Arrivée au gîte, 24 km plus loin (et 631m plus haut) avec 12% et 92 km évaporés. Oups.
1050m d’altitude, entre le col de la Tana et celui de Saint-Eustache. Le point le plus haut visité avec la Zoé. Sans même se soucier de la charge.

Conduire électrique en Corse

Souplesse
Forcément, quand les routes sont excellentes on s’amuse au volant de tout engin. Mais au volant d’une voiture électrique, le côté très cassant des routes corses est lissé par la douceur propre à cette motorisation. On passe en mode « B » pour une récupération d’énergie maximale, et on conduit tout d’une seule pédale. Jamais aucun à-coup dû à la boite de vitesse et toujours de la puissance sous la pédale.

Fun
Alors, on s’amuse à tailler la trajectoire idéale pour relier tous les virages. Le tout en tâchant de gérer la récupération d’énergie en souplesse pour qu’il n’y ait pas d’à-coups et qu’on n’ait pas à utiliser la pédale de freins. Un coup d’œil sur le GPS pour juger de l’angle du virage et de la vitesse à laquelle il va passer. En fonction de ça, on soulage l’accélérateur tôt ou pas. Si les calculs sont bons, normalement la ‘regen’ aura régulé la vitesse. Une fois entré dans le virage il faut reprendre les « gaz » avant la corde pour soulager les roues avant de la ‘regen’ alors que les pneus crient déjà pour signifier que leur limite est proche. Et on termine par écraser la pédale pour que les roues avant tirent vers la corde suivante, qui n’est que quelques mètres plus loin. Et on répète ça à longueur de journée, avec des vitesses moyennes qui peinent à dépasser les 40 km/h. Pourtant on se donne du mal pour la faire monter ! Et oui, même l’électrique ça peut être fun.
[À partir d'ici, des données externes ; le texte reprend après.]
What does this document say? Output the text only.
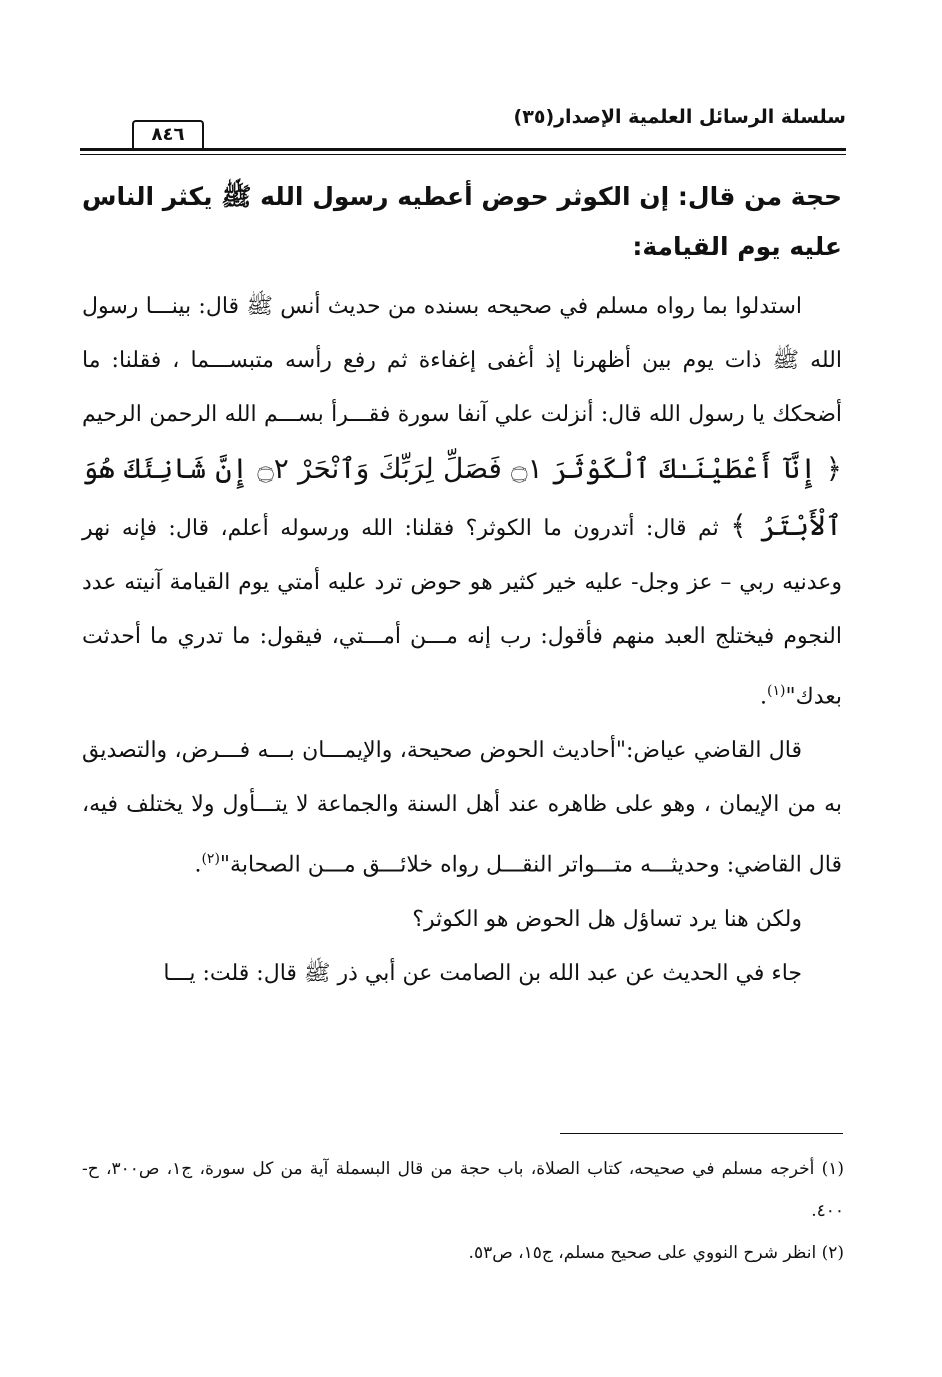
سلسلة الرسائل العلمية الإصدار(٣٥)
٨٤٦

حجة من قال: إن الكوثر حوض أعطيه رسول الله ﷺ يكثر الناس عليه يوم القيامة:

استدلوا بما رواه مسلم في صحيحه بسنده من حديث أنس ﷺ قال: بينـــا رسول الله ﷺ ذات يوم بين أظهرنا إذ أغفى إغفاءة ثم رفع رأسه متبســـما ، فقلنا: ما أضحكك يا رسول الله قال: أنزلت علي آنفا سورة فقـــرأ بســـم الله الرحمن الرحيم ﴿ إِنَّآ أَعْطَيْنَـٰكَ ٱلْكَوْثَرَ ۝١ فَصَلِّ لِرَبِّكَ وَٱنْحَرْ ۝٢ إِنَّ شَانِئَكَ هُوَ ٱلْأَبْتَرُ ﴾ ثم قال: أتدرون ما الكوثر؟ فقلنا: الله ورسوله أعلم، قال: فإنه نهر وعدنيه ربي – عز وجل- عليه خير كثير هو حوض ترد عليه أمتي يوم القيامة آنيته عدد النجوم فيختلج العبد منهم فأقول: رب إنه مـــن أمـــتي، فيقول: ما تدري ما أحدثت بعدك"$^{(١)}$.

قال القاضي عياض:"أحاديث الحوض صحيحة، والإيمـــان بـــه فـــرض، والتصديق به من الإيمان ، وهو على ظاهره عند أهل السنة والجماعة لا يتـــأول ولا يختلف فيه، قال القاضي: وحديثـــه متـــواتر النقـــل رواه خلائـــق مـــن الصحابة"$^{(٢)}$.

ولكن هنا يرد تساؤل هل الحوض هو الكوثر؟

جاء في الحديث عن عبد الله بن الصامت عن أبي ذر ﷺ قال: قلت: يـــا

(١) أخرجه مسلم في صحيحه، كتاب الصلاة، باب حجة من قال البسملة آية من كل سورة، ج١، ص٣٠٠، ح- ٤٠٠.

(٢) انظر شرح النووي على صحيح مسلم، ج١٥، ص٥٣.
Oui, on a parlé de fun, de Renault Zoé et de voiture électrique dans le même paragraphe.

Faible vitesse moyenne
C’est justement ce dernier point qui rend l’utilisation d’une voiture électrique en Corse tout à fait intéressante : les faibles vitesses moyennes. On élimine un des points faibles des voitures électriques, qu’est la consommation à haute vitesse. Ici il y extrêmement peu de sections qui permettent de dépasser les 80km/h règlementaires, et encore moins d’autoroutes.

Un des seuls bouts droits qu’on a croisé, et qui a contribué à augmenter la vitesse moyenne.

Recharge en descente
Avec le relief, on ajoute beaucoup d’opportunités de régénérer de l’électricité et de recharger la batterie. Si les voitures thermiques consomment aussi plus en montée, elles ne remplissent en revanche pas leur réservoir en descendant.

Air-co
Ah ! Oui ça, ça peut pomper plus sur la batterie. En septembre, la météo ne nous obligeait pas à forcer sur la clim. Voire même à seulement se contenter de la simple ventilation sans avoir l’air con. Ce qui explique en partie les excellents chiffres de consommation relevés.

Verdict : faisable ! Et même, à recommander.


Et les routes en Corse ?

Dans les grandes lignes, ce n’est que du bonheur! À la base, c’était un voyage pour des vacances et il ne devait pas en ressortir un article. Et puis au guichet des voitures de location tout a basculé pour le meilleur. Mais pas question de tester toutes les routes de l’île, ni de passer des heures à faire un reportage sur une portion de 15 km.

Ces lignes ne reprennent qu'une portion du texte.